Orac is the nom de blog of a humble surgeon/scientist who has an ego just big enough to delude himself that someone, somewhere might actually give a rodent's posterior about his copious verbal meanderings, but just barely small enough to admit to himself that few probably will. That surgeon is otherwise known as David Gorski.

That this particular surgeon has chosen his nom de blog based on a rather cranky and arrogant computer shaped like a clear box of blinking lights that he originally encountered when he became a fan of a 35 year old British SF television show whose special effects were renowned for their BBC/Doctor Who-style low budget look, but whose stories nonetheless resulted in some of the best, most innovative science fiction ever televised, should tell you nearly all that you need to know about Orac. (That, and the length of the preceding sentence.)

DISCLAIMER:: The various written meanderings here are the opinions of Orac and Orac alone, written on his own time. They should never be construed as representing the opinions of any other person or entity, especially Orac's cancer center, department of surgery, medical school, or university. Also note that Orac is nonpartisan; he is more than willing to criticize the statements of anyone, regardless of of political leanings, if that anyone advocates pseudoscience or quackery. Finally, medical commentary is not to be construed in any way as medical advice.

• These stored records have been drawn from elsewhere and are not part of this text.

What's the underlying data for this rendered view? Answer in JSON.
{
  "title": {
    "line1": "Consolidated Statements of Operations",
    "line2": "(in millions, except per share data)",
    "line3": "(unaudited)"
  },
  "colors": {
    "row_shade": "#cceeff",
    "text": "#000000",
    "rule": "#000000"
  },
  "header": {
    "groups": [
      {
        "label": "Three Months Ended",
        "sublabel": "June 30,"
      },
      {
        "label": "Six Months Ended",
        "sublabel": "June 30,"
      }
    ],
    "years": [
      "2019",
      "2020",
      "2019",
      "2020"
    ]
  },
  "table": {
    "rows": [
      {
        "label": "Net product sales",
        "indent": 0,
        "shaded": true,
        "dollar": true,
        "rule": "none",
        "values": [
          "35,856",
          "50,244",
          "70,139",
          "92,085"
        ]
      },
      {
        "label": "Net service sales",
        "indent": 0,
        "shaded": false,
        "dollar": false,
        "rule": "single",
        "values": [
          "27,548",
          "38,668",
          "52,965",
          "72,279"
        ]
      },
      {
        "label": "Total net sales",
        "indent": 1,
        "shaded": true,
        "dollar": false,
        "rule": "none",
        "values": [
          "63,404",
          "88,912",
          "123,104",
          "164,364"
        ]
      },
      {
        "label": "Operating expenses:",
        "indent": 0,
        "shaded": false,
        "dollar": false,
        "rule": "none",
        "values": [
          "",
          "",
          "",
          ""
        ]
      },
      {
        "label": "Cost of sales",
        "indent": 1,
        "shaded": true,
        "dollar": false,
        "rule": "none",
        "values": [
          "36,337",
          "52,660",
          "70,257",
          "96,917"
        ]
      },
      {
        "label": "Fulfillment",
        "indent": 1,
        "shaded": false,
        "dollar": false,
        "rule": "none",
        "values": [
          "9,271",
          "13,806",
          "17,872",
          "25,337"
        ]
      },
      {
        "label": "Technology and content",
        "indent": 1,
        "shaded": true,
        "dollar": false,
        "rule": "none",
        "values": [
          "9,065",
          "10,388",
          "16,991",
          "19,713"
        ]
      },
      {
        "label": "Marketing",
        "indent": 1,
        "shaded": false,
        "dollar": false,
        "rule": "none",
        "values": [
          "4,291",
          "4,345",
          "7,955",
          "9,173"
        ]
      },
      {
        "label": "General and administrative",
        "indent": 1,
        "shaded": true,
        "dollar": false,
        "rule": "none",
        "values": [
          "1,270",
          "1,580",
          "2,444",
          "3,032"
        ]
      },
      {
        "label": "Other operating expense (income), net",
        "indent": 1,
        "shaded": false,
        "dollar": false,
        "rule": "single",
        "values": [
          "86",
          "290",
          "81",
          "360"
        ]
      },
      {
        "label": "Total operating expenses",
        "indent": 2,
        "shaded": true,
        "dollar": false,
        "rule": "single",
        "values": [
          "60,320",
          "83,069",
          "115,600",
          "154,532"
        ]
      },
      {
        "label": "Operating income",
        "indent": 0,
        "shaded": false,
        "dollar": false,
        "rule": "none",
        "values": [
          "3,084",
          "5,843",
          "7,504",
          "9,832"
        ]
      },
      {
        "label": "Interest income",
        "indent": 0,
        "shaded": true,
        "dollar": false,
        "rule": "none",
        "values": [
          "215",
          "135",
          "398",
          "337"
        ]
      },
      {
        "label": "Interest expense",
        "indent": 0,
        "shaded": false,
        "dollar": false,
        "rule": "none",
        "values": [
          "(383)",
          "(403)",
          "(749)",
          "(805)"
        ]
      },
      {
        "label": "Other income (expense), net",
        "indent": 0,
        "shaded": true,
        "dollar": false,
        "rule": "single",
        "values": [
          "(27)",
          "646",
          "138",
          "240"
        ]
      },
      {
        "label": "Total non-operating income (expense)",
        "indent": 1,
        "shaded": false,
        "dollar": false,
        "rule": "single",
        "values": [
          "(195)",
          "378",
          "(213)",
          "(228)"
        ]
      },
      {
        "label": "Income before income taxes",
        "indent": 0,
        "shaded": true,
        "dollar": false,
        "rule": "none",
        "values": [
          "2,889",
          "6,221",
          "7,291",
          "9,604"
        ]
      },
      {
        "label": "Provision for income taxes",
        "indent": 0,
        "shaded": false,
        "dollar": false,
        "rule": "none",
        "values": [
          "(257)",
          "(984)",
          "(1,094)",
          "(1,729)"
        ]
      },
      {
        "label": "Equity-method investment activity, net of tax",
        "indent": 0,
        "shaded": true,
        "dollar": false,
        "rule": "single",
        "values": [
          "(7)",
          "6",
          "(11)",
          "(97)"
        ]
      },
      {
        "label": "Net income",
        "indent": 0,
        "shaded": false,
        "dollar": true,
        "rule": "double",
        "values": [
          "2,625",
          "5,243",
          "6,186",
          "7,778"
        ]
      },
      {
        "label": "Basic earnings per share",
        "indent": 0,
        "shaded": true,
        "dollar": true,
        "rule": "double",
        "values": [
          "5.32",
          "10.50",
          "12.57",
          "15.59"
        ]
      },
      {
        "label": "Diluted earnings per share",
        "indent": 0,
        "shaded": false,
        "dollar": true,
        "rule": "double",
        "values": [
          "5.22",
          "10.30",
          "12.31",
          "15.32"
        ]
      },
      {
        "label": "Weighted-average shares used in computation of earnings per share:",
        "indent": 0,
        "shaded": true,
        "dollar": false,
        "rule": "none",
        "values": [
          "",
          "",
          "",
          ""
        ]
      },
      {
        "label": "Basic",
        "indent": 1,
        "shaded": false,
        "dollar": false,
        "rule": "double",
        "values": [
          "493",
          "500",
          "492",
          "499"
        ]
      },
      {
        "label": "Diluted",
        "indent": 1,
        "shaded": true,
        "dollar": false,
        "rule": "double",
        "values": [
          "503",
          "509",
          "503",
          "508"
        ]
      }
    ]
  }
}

To contact Orac: [email protected]

5 replies on “Amusing factionalism in the MAHA universe”

Thank you.

Sadly, this is an SBM post repurposed. I’m going to try to get back to original posts for this blog, but unfortunately now my mother is in hospice; so once again I don’t know when I’ll get back to regular posting.

The factions have been behaving as the hearings approach for their blameless demigod.
But if he’s not confirmed expect a bar fight.
If he is confirmed, Kennedy won’t care about fighting. He’ll be above it and like Trump only cares about himself.

Either way, its not going to end well

I suspect Kennedy will quietly do as much harm as possible hoping the focus is kept on the more loud distracting stuff Trump is engaging in to keep the focus off his wider Project 2025 agenda. Trumps strategy of “flooding the zone” is perfect for Kennedy to join in and add a his own attempts to undermine public health policy.